Carburant: Couche-Tard a refilé la facture aux consommateurs, protégeant ses marges

Publié le 16/03/2022 à 11:33

Carburant: Couche-Tard a refilé la facture aux consommateurs, protégeant ses marges

Publié le 16/03/2022 à 11:33

Par La Presse Canadienne

Couche-Tard a dévoilé la veille un bénéfice net du troisième trimestre en hausse de 22,9% par rapport à la même période l’an dernier, tandis que ses revenus ont bondi de 41,2%. (Photo: La Presse Canadienne)

Laval — Alimentation Couche-Tard a retransmis aux consommateurs la facture de la hausse des prix du carburant tandis que ses marges demeureraient «relativement stables», malgré un choc inflationniste à la pompe. 

«Ce n’est pas une bonne nouvelle pour les consommateurs quand on parle d’un choc de prix, a reconnu mercredi le président et chef de la direction, Brian Hannasch, lors d’une conférence téléphonique visant à discuter du plus récent résultat trimestriel. La hausse était tellement importante que l’industrie n’avait pas le choix de la faire suivre.» 

La flambée des prix à la pompe est un phénomène mondial et tous les marchés (Canada, États-Unis, Europe) de l’exploitant de dépanneurs et stations-service ont été touchés. 

Sans mentionner les critiques qui accusent l’industrie de pratiques anticoncurrentielles, M. Hannasch a dit que le secteur des stations-service demeurait «très» concurrentiel. «Nous sommes les seuls qui affichent nos prix à la vue de tous». 

La semaine dernière, le chef du Parti québécois, Paul St-Pierre Plamondon, a accusé les pétrolières de s’entendre sur les prix, ce qu’il a comparé à un «vol qualifié». Quelques jours plus tôt, le gouvernement fédéral avait annoncé avoir saisi le Bureau de la concurrence afin de surveiller le marché du carburant, lui demandant de s’assurer qu’il n’y ait pas de collusion dans la détermination du prix de l’essence, tandis que la guerre en Ukraine fait bondir le prix du pétrole. Le chef péquiste a toutefois accusé le Bureau de la concurrence de ne pas en faire assez. 

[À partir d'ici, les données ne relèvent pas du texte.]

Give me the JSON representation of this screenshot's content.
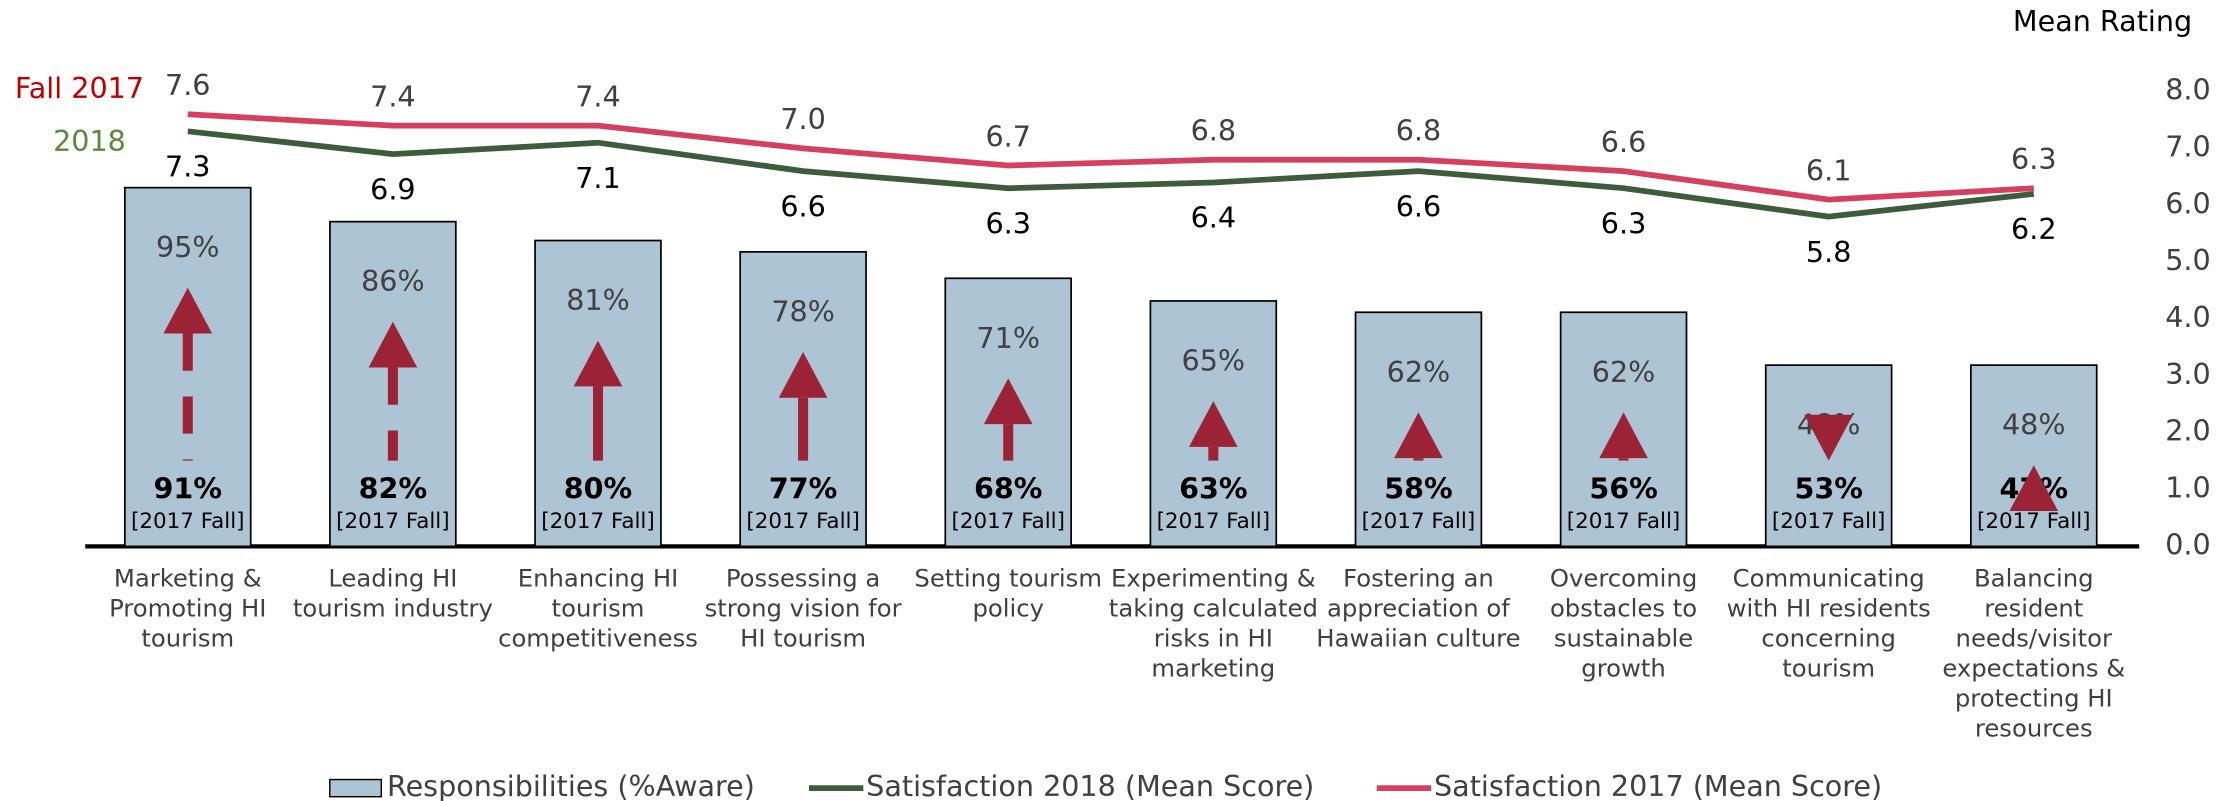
{
  "chart_data": {
    "type": "bar",
    "categories": [
      "Marketing & Promoting HI tourism",
      "Leading HI tourism industry",
      "Enhancing HI tourism competitiveness",
      "Possessing a strong vision for HI tourism",
      "Setting tourism policy",
      "Experimenting & taking calculated risks in HI marketing",
      "Fostering an appreciation of Hawaiian culture",
      "Overcoming obstacles to sustainable growth",
      "Communicating with HI residents concerning tourism",
      "Balancing resident needs/visitor expectations & protecting HI resources"
    ],
    "series": [
      {
        "name": "Responsibilities (%Aware)",
        "color": "#adc4d4",
        "values": [
          95,
          86,
          81,
          78,
          71,
          65,
          62,
          62,
          48,
          48
        ],
        "value_labels": [
          "95%",
          "86%",
          "81%",
          "78%",
          "71%",
          "65%",
          "62%",
          "62%",
          "48%",
          "48%"
        ]
      },
      {
        "name": "Satisfaction 2018 (Mean Score)",
        "color": "#3e5b3c",
        "axis": "y2",
        "values": [
          7.3,
          6.9,
          7.1,
          6.6,
          6.3,
          6.4,
          6.6,
          6.3,
          5.8,
          6.2
        ],
        "value_labels": [
          "7.3",
          "6.9",
          "7.1",
          "6.6",
          "6.3",
          "6.4",
          "6.6",
          "6.3",
          "5.8",
          "6.2"
        ]
      },
      {
        "name": "Satisfaction 2017 (Mean Score)",
        "color": "#d6405e",
        "axis": "y2",
        "values": [
          7.6,
          7.4,
          7.4,
          7.0,
          6.7,
          6.8,
          6.8,
          6.6,
          6.1,
          6.3
        ],
        "value_labels": [
          "7.6",
          "7.4",
          "7.4",
          "7.0",
          "6.7",
          "6.8",
          "6.8",
          "6.6",
          "6.1",
          "6.3"
        ]
      }
    ],
    "comparison": {
      "name": "[2017 Fall]",
      "values": [
        91,
        82,
        80,
        77,
        68,
        63,
        58,
        56,
        53,
        47
      ],
      "value_labels": [
        "91%",
        "82%",
        "80%",
        "77%",
        "68%",
        "63%",
        "58%",
        "56%",
        "53%",
        "47%"
      ],
      "color": "#9b2335"
    },
    "line_labels": [
      {
        "text": "2018",
        "color": "#5a8a3a"
      },
      {
        "text": "Fall 2017",
        "color": "#c00000"
      }
    ],
    "y2_label": "Mean Rating",
    "ylim": [
      0,
      100
    ],
    "y2lim": [
      0,
      8
    ],
    "y2ticks": [
      {
        "value": 0,
        "label": "0.0"
      },
      {
        "value": 1,
        "label": "1.0"
      },
      {
        "value": 2,
        "label": "2.0"
      },
      {
        "value": 3,
        "label": "3.0"
      },
      {
        "value": 4,
        "label": "4.0"
      },
      {
        "value": 5,
        "label": "5.0"
      },
      {
        "value": 6,
        "label": "6.0"
      },
      {
        "value": 7,
        "label": "7.0"
      },
      {
        "value": 8,
        "label": "8.0"
      }
    ],
    "legend": "bottom"
  }
}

Il est encore trop tôt pour dire si les consommateurs réduiront leurs déplacements pour s’ajuster à la hausse des prix, a dit M. Hannasch. Il note que les prix du baril et de l’essence se sont tempérés depuis le sommet de la semaine dernière. «Si ça reste un choc de courte durée, je ne crois pas que ça amènera un changement des comportements», a poursuivi le dirigeant, qui croit que la réponse à la question sera plus claire lors des prochains résultats trimestriels. 

 

Résultats trimestriels 

Couche-Tard a dévoilé la veille un bénéfice net du troisième trimestre en hausse de 22,9% par rapport à la même période l’an dernier, tandis que ses revenus ont bondi de 41,2%. 

La chaîne de dépanneurs a vu son profit atteindre 746,4 millions $ US, soit 70 cents US par action pour le trimestre clos le 30 janvier, alors que celui-ci avait été de 607,5 millions $ US, ou 55 cents US par action, lors de la même période un an plus tôt. 

Les revenus de l’entreprise lavalloise ont totalisé 18,58 milliards $ US au plus récent trimestre, alors que son chiffre d’affaires avait été de 13,16 milliards $ US un an plus tôt. 

Les revenus tirés des marchandises et des services, qui excluent les ventes de carburant, se sont chiffrés à 4,79 milliards $ US, comparativement à ceux de 4,53 milliards $ US du troisième trimestre précédent. 

Le bénéfice ajusté, qui exclut les éléments non récurrents, s’est chiffré à 70 cents US par action, contre celui de 56 cents US par action de la même période l’an dernier. 

Les analystes s’attendaient en moyenne à un bénéfice ajusté de 63 cents US par action, ainsi qu’à un chiffre d’affaires de 17,89 milliards $ US, selon les prévisions recueillies par la firme de données financières Refinitiv. 

Le conseil d’administration a autorisé le paiement d’un dividende de 11 cents CAN par action pour le troisième trimestre, lequel sera versé le 7 avril aux actionnaires inscrits le 24 mars.